The first question is about impact. When this instrument was referred to us for debate, making it an affirmative instrument, the ESIC commented on the cumulative impact, saying that this meant that it should be debated here. As a consequence, we are all here today. There is no impact assessment and there is a statement from the Government saying that there is no need for one. Given the scale of the changes and the consequential effects, it seems that there could well be more than £5 million-worth of work for all the professional services and from companies in all four countries of the UK. I would be interested to hear more on that.

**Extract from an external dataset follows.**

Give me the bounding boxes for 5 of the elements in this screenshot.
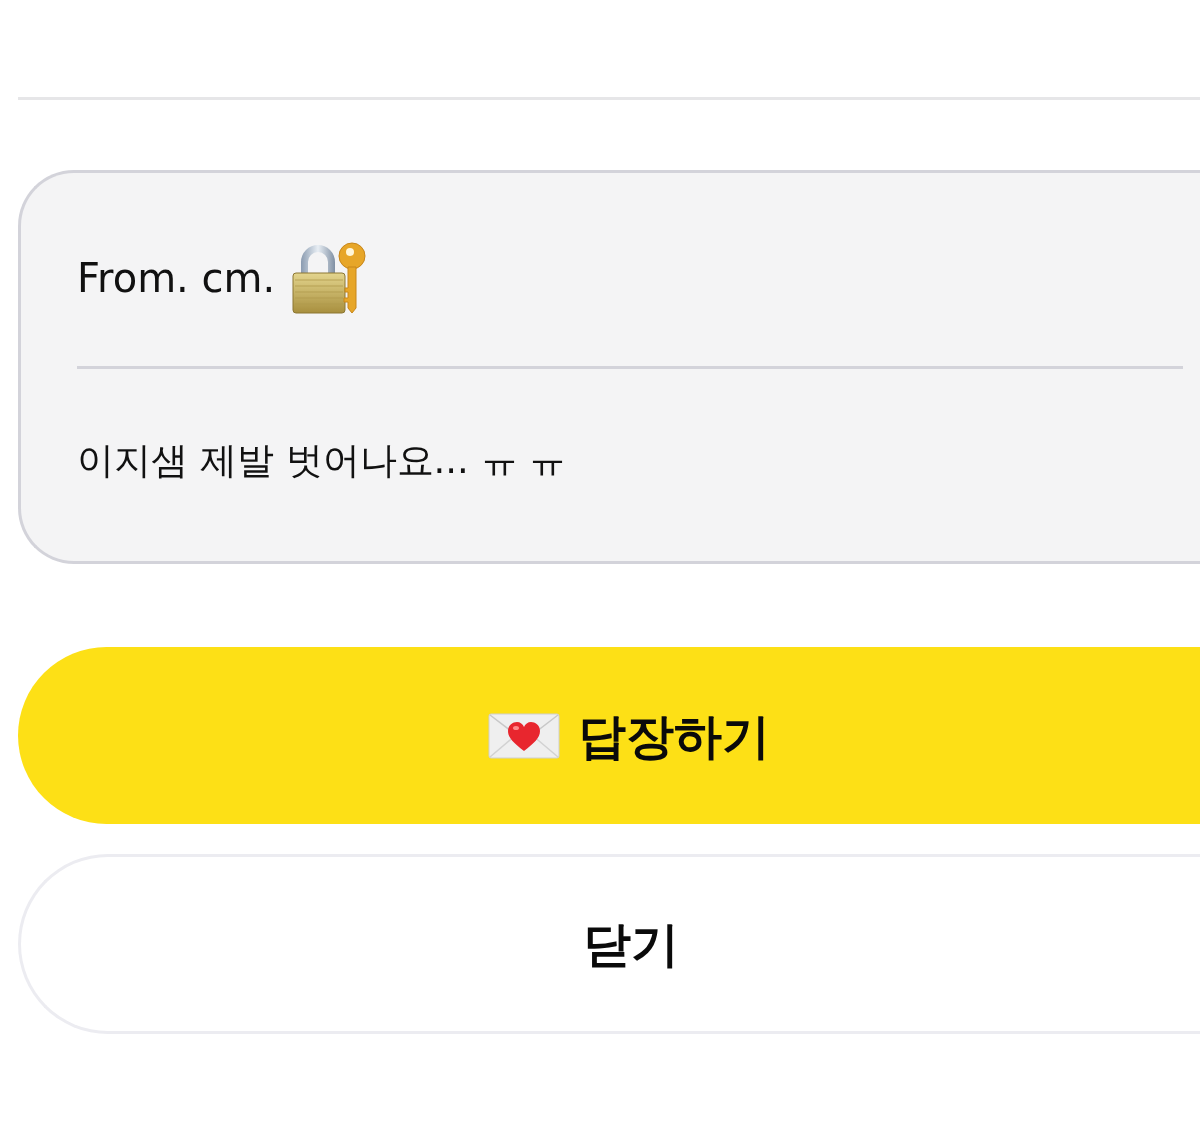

I also make the comment that, after EU exit, it will be much more difficult to find out what is going on in the EU, which is a problem when we are continuing to take European Union changes on board. We cannot even send representatives to the Committee of the Regions any longer, let alone the Council.

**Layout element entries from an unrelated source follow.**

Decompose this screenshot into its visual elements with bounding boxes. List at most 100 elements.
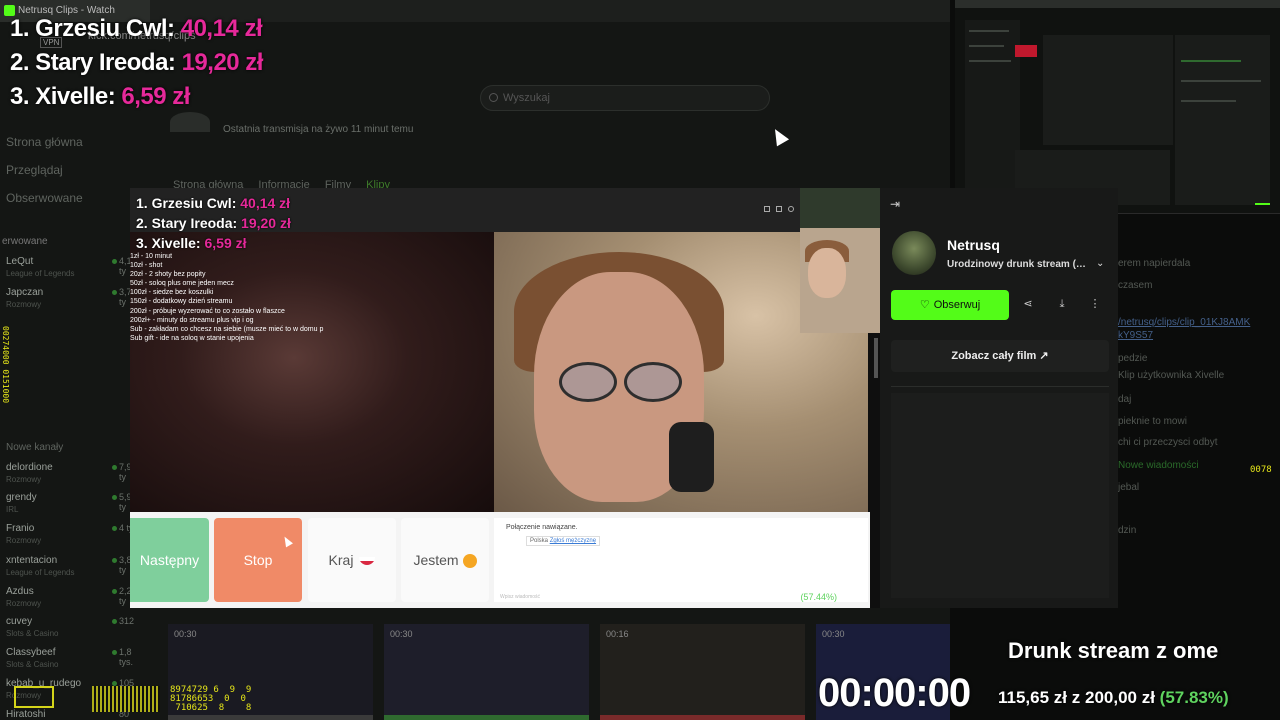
stream-timer: 05:45:41 [610,584,691,607]
donor-name: 2. Stary Ireoda: [136,215,238,231]
sidebar-channel[interactable]: Japczan Rozmowy 3,7 ty [6,287,136,327]
live-dot-icon [112,589,117,594]
follow-label: Obserwuj [933,299,981,311]
donation-row: 1. Grzesiu Cwl: 40,14 zł [10,12,263,46]
preview-live-badge [1015,45,1037,57]
following-section-header: erwowane [2,236,48,247]
chat-link[interactable]: kY9S57 [1118,330,1278,341]
goal-percent: (57.83%) [1159,688,1229,707]
money-goal: 200,00 zł [761,592,798,602]
stream-title-overlay: Drunk stream z ome [1008,638,1219,663]
overlay-goal-progress: 115,65 zł z 200,00 zł (57.83%) [998,688,1229,708]
clip-progress [384,715,589,720]
donor-name: 3. Xivelle: [136,235,201,251]
chat-link[interactable]: /netrusq/clips/clip_01KJ8AMK [1118,317,1278,328]
donation-row: 3. Xivelle: 6,59 zł [136,233,291,253]
price-item: 150zł - dodatkowy dzień streamu [130,298,233,306]
preview-line [969,45,1004,47]
donation-amount: 40,14 zł [240,195,291,211]
new-channels-header: Nowe kanały [6,442,64,453]
fullscreen-icon[interactable] [776,206,782,212]
preview-video [1043,35,1173,145]
preview-tab-bar [955,0,1280,8]
country-name: Polska [530,538,549,544]
debug-numbers: 8974729 6 9 9 81786653 0 0 710625 8 8 [170,685,252,713]
donation-amount: 19,20 zł [241,215,291,231]
clip-duration: 00:30 [390,629,413,639]
chat-message: dzin [1118,525,1137,536]
collapse-icon[interactable]: ⇥ [890,197,900,211]
country-button[interactable]: Kraj [308,518,396,602]
video-player[interactable]: 1zł - 10 minut 10zł - shot 20zł - 2 shot… [130,188,880,608]
self-view-video [800,188,880,333]
donation-row: 1. Grzesiu Cwl: 40,14 zł [136,193,291,213]
gender-button[interactable]: Jestem [401,518,489,602]
clip-progress [168,715,373,720]
preview-line [1181,60,1241,62]
gender-label: Jestem [413,552,459,568]
nav-following[interactable]: Obserwowane [6,191,83,205]
channel-category: League of Legends [6,568,75,577]
donation-amount: 19,20 zł [181,49,264,76]
donation-amount: 6,59 zł [121,83,190,110]
scrollbar[interactable] [874,338,878,378]
donor-name: 3. Xivelle: [10,83,116,110]
channel-category: Rozmowy [6,536,42,545]
clip-thumbnail[interactable]: 00:16 [600,624,805,720]
divider [891,386,1109,387]
price-item: 200zł+ - minuty do streamu plus vip i og [130,316,254,324]
donation-amount: 40,14 zł [180,15,263,42]
clip-thumbnail[interactable]: 00:30 [384,624,589,720]
chevron-down-icon[interactable]: ⌄ [1096,258,1104,269]
more-icon[interactable]: ⋮ [1087,296,1103,312]
live-dot-icon [112,526,117,531]
preview-line [1181,100,1236,102]
channel-category: Rozmowy [6,599,42,608]
live-dot-icon [112,558,117,563]
donation-amount: 6,59 zł [204,235,247,251]
clip-duration: 00:16 [606,629,629,639]
watch-full-video-button[interactable]: Zobacz cały film ↗ [891,340,1109,372]
nav-browse[interactable]: Przeglądaj [6,163,63,177]
clip-info-panel: ⇥ Netrusq Urodzinowy drunk stream (… ⌄ ♡… [880,188,1118,608]
money-separator: z [754,592,759,602]
chat-message: pieknie to mowi [1118,416,1187,427]
glasses-lens [624,362,682,402]
search-input[interactable]: Wyszukaj [480,85,770,111]
money-goal: 200,00 zł [1084,688,1155,707]
channel-category: IRL [6,505,19,514]
price-list: 1zł - 10 minut 10zł - shot 20zł - 2 shot… [130,252,323,343]
chat-input[interactable]: Wpisz wiadomość [500,594,540,600]
share-icon[interactable]: ⋖ [1020,296,1036,312]
pip-background [800,188,880,228]
money-separator: z [1071,688,1081,707]
settings-icon[interactable] [788,206,794,212]
channel-avatar[interactable] [892,231,936,275]
channel-category: Slots & Casino [6,660,59,669]
search-icon [489,93,498,102]
watermark: Drunk stream z ome [722,562,831,576]
report-link[interactable]: Zgłoś mężczyznę [550,538,596,544]
pip-icon[interactable] [764,206,770,212]
chat-message: chi ci przeczysci odbyt [1118,437,1218,448]
chat-message: Klip użytkownika Xivelle [1118,370,1225,381]
channel-category: Rozmowy [6,300,42,309]
live-dot-icon [112,650,117,655]
next-button[interactable]: Następny [130,518,209,602]
nav-home[interactable]: Strona główna [6,135,83,149]
connection-status: Połączenie nawiązane. [506,524,578,531]
download-icon[interactable]: ⤓ [1054,296,1070,312]
channel-name[interactable]: Netrusq [947,237,1000,253]
donation-row: 3. Xivelle: 6,59 zł [10,80,263,114]
stream-title: Urodzinowy drunk stream (… [947,259,1086,270]
live-dot-icon [112,619,117,624]
preview-line [969,30,1009,32]
price-item: 200zł - próbuje wyzerować to co zostało … [130,307,285,315]
stop-button[interactable]: Stop [214,518,302,602]
follow-button[interactable]: ♡ Obserwuj [891,290,1009,320]
donation-row: 2. Stary Ireoda: 19,20 zł [136,213,291,233]
money-raised: 115,65 zł [998,688,1068,707]
chat-message: jebal [1118,482,1140,493]
donation-row: 2. Stary Ireoda: 19,20 zł [10,46,263,80]
goal-progress: 114,88 zł z 200,00 zł (57.44%) [716,592,837,602]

How will we keep business and citizens informed of what is going on in the EU? This is an issue which I hope the EU Select Committee, which I serve on, will look at as part of its report on the future bilateral institutional arrangements with the EU 27. This troubles me a bit because I am looking forward to post Brexit and how we will work alongside our friends in the EU 27, allow our citizens to continue to visit them, and our businesses to continue to operate.
My second question is a simple one. There has been no consultation except with the devolved Administrations. How do we know that the quite extensive changes that are being made in this Order are safe?
Finally, as my noble friend knows, I strongly support the Government’s approach to providing a new legal base for the post-Brexit world and for doing that in the orderly way he is pursuing. However, I would be interested in an update on the gaps that there may be on Brexit day, particularly in the not very likely event of no deal. It seems that this Order helps to deal with some of the gaps, but I would be interested to know how many more there may be that we should be worrying about.
I am not sure that I accept my noble friend’s statement that there was an omission. However, as this is quite a technical matter, perhaps it would be better if we went away and looked at it in detail, and I will write to her about it.
My noble friend Lady Neville-Rolfe asked me about the total figures for statutory instruments so far. The laying of SIs allows Parliament to fulfil its essential scrutiny role and to go through the various steps required. We remain confident that the necessary legislation to fulfil a functioning statute book will be passed by exit day. The current totals are as follows. More than 470 EU exit SIs have been laid to date. They account for over 75% of the SIs that we anticipate will be required by exit day, and over 260 of them have now gone through the various processes and have been made. Good progress has been made and we remain confident that the required SIs will be laid in time for exit day. I think that I have dealt with all the queries that were raised.
I am very grateful for the helpful reply that my noble friend gave on the subject of the Joint Committee and the institutional arrangements. It is good news that thought is being given to how to make these work well after exit day. Perhaps, at leisure, he could look at the questions that I asked about consultation and impact assessments. I do not think that he quite replied to them and it would be helpful to know where the Government stand.
I shall of course be very happy to do that. I know that my noble friend, quite rightly, takes a close interest in these matters, so I shall be very happy to look at that further and to write to her about it.